After-tax earnings could probably come in around $20 billion, or $40 per share (or $2 per share post the split) indicating that a high of $180 per share represented a nosebleed valuation at 90 times earnings, despite a net cash position equal to $5 per share.
2022 has become a tough year as growth was slowing down already, seen in the second half of 2021 already as well. First quarter sales rose by just 7% to $116 billion as operating earnings were more than cut in half amidst deleverage amidst slower growth. Slower growth and margin pressure were seen in the retail business, with AWS still thriving.
Second quarter sales rose another 7% to $121 billion with operating profits again more than cut in half, with a lot of deleverage coming from sales, marketing and general investments. Even the North American retail operations were posting losses now following an investment spree in combination with slower growth, despite being a solid profit contributor in recent years.
Third quarter sales growth accelerated to 15% with revenues coming in at $127 billion, despite a $5 billion headwind from a strong dollar. Operating earnings were cut in half, as the year-over-year profit declines were improving from the declines reported in the first half of the year.
With 10.3 billion shares trading at $90, the company commands a $927 billion equity valuation, amidst a flattish net cash position, mostly because of poor working capital conversion, large capital spending, and some initial buybacks.
The company called for fourth quarter revenues to rise at 5% by the midpoint of the guidance, including a massive headwind from the dollar, albeit that recent dollar weakness could leave a small upside surprise. Operating earnings are likely seen lower, but not that bad compared to the deleveraging seen so far this year. Amidst all this, full year sales are likely seen above the half a trillion mark, but operating earnings of $25 billion in 2021 should come in closer to $10 billion. This means that Amazon still trades around 90 times operating earnings, at 36 times if Amazon could post margins of $25 billion again, as it did last year.
The reality is that Amazon seems to be firmly on track to post sales between $700 million and a trillion dollars by 2030. If the business can double its 2021 operating margins to 10%, driven by profitability in the retail segment and a relative larger share of AWS, the potential is there.

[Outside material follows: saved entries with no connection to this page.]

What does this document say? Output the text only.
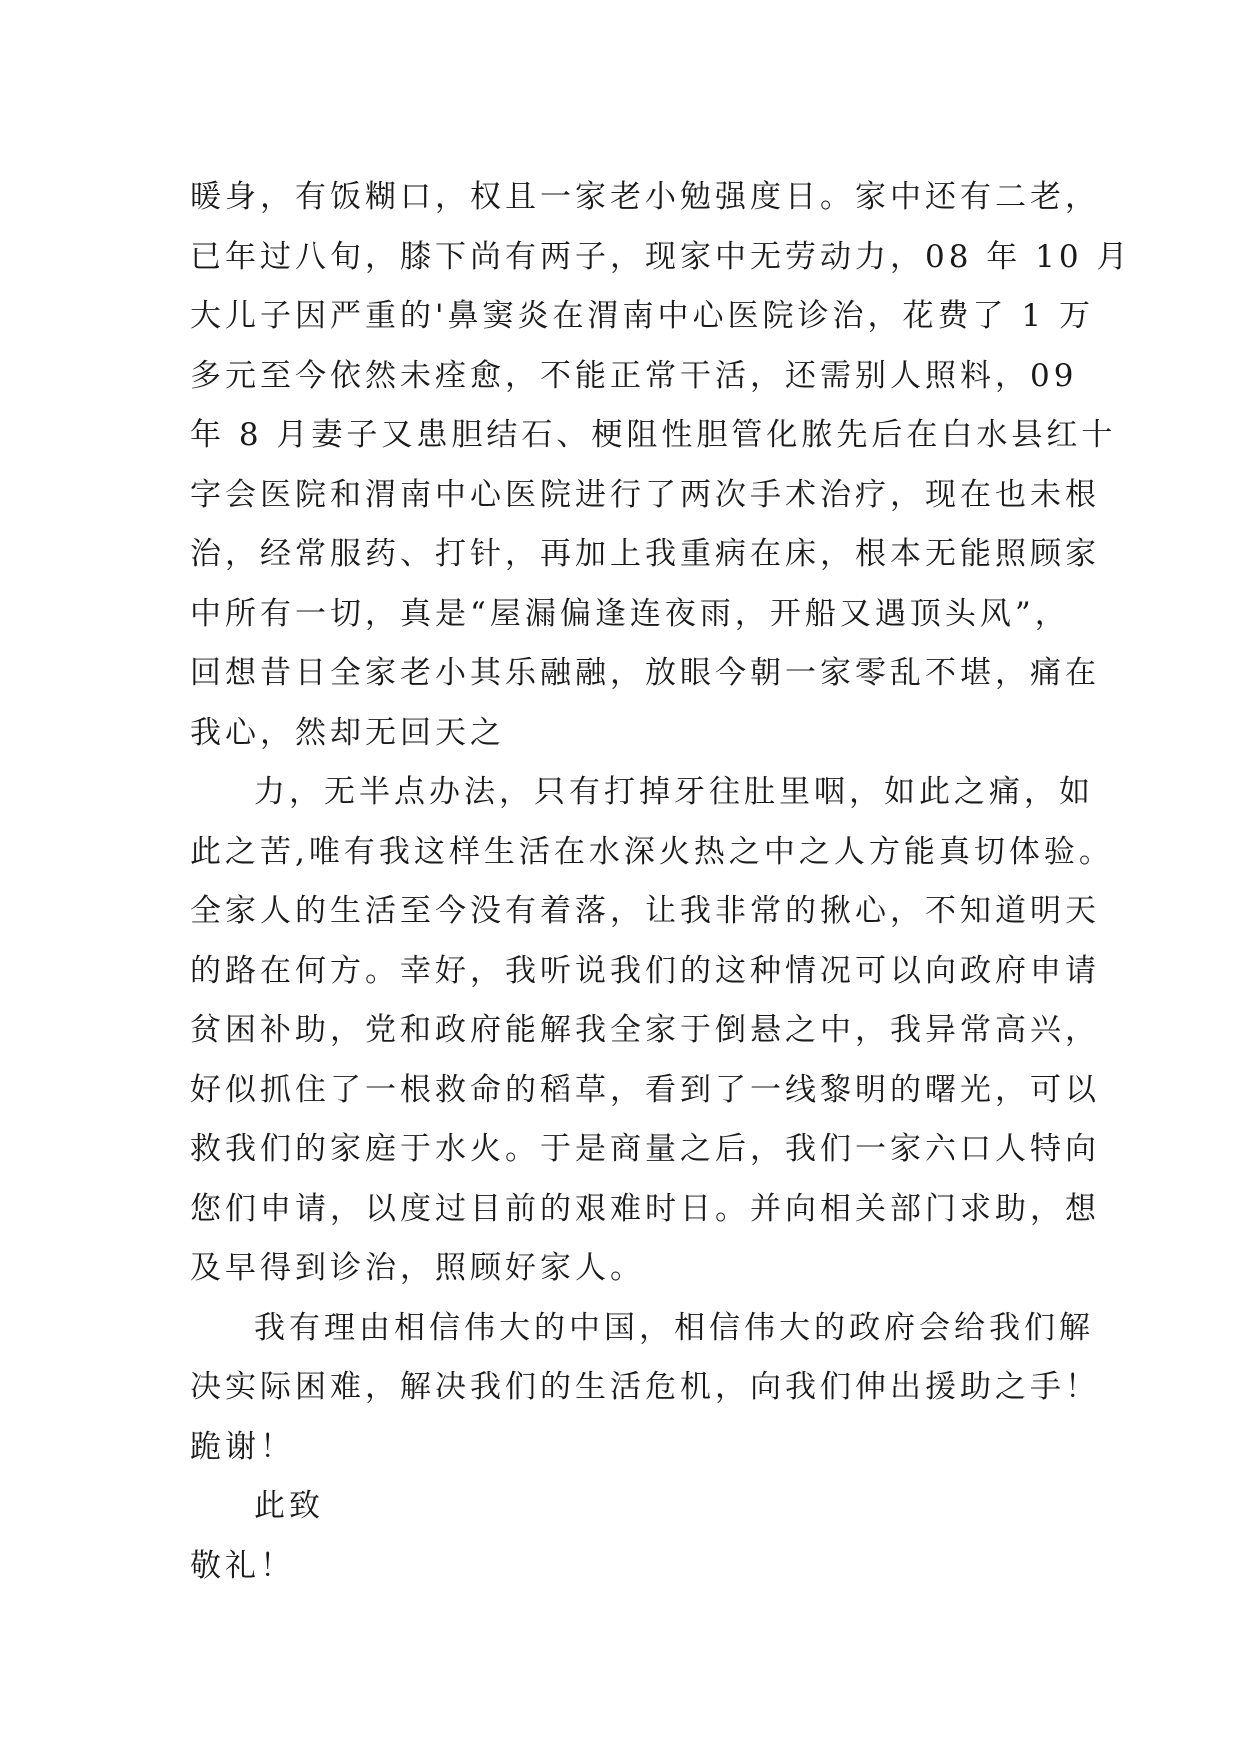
暖身，有饭糊口，权且一家老小勉强度日。家中还有二老，
已年过八旬，膝下尚有两子，现家中无劳动力，08 年 10 月
大儿子因严重的'鼻窦炎在渭南中心医院诊治，花费了 1 万
多元至今依然未痊愈，不能正常干活，还需别人照料，09
年 8 月妻子又患胆结石、梗阻性胆管化脓先后在白水县红十
字会医院和渭南中心医院进行了两次手术治疗，现在也未根
治，经常服药、打针，再加上我重病在床，根本无能照顾家
中所有一切，真是“屋漏偏逢连夜雨，开船又遇顶头风”，
回想昔日全家老小其乐融融，放眼今朝一家零乱不堪，痛在
我心，然却无回天之
力，无半点办法，只有打掉牙往肚里咽，如此之痛，如
此之苦,唯有我这样生活在水深火热之中之人方能真切体验。
全家人的生活至今没有着落，让我非常的揪心，不知道明天
的路在何方。幸好，我听说我们的这种情况可以向政府申请
贫困补助，党和政府能解我全家于倒悬之中，我异常高兴，
好似抓住了一根救命的稻草，看到了一线黎明的曙光，可以
救我们的家庭于水火。于是商量之后，我们一家六口人特向
您们申请，以度过目前的艰难时日。并向相关部门求助，想
及早得到诊治，照顾好家人。
我有理由相信伟大的中国，相信伟大的政府会给我们解
决实际困难，解决我们的生活危机，向我们伸出援助之手！
跪谢！
此致
敬礼！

In such a case, net earnings might come in between roughly $65 and $80 billion, or between $6.50 and $8.00 per share, as a 20 times multiple might work down to a fair valuation around $130-$160 at that point in time. This leaves a relatively modest upside over an 8-year time frame from a current valuation at $90 per share.
The reality is that these valuations are still quite high, but relative to Amazon’s past valuations they have come down, in part because of slower growth, but more so because 5% margins were cut more than in half this year, amidst slower growth than anticipated. This comes as Amazon is being hurt by a return of pandemic-related trends, the impact of inflation, and slower economic growth, with Amazon having overbuilt capacity, creating a tough setup.
The reality is that Amazon’s valuation is probably still a bit too rich, as I cannot compel myself to pull the buy trigger just yet.
Disclosure: I/we have no stock, option or similar derivative position in any of the companies mentioned, and no plans to initiate any such positions within the next 72 hours. I wrote this article myself, and it expresses my own opinions. I am not receiving compensation for it (other than from Seeking Alpha). I have no business relationship with any company whose stock is mentioned in this article.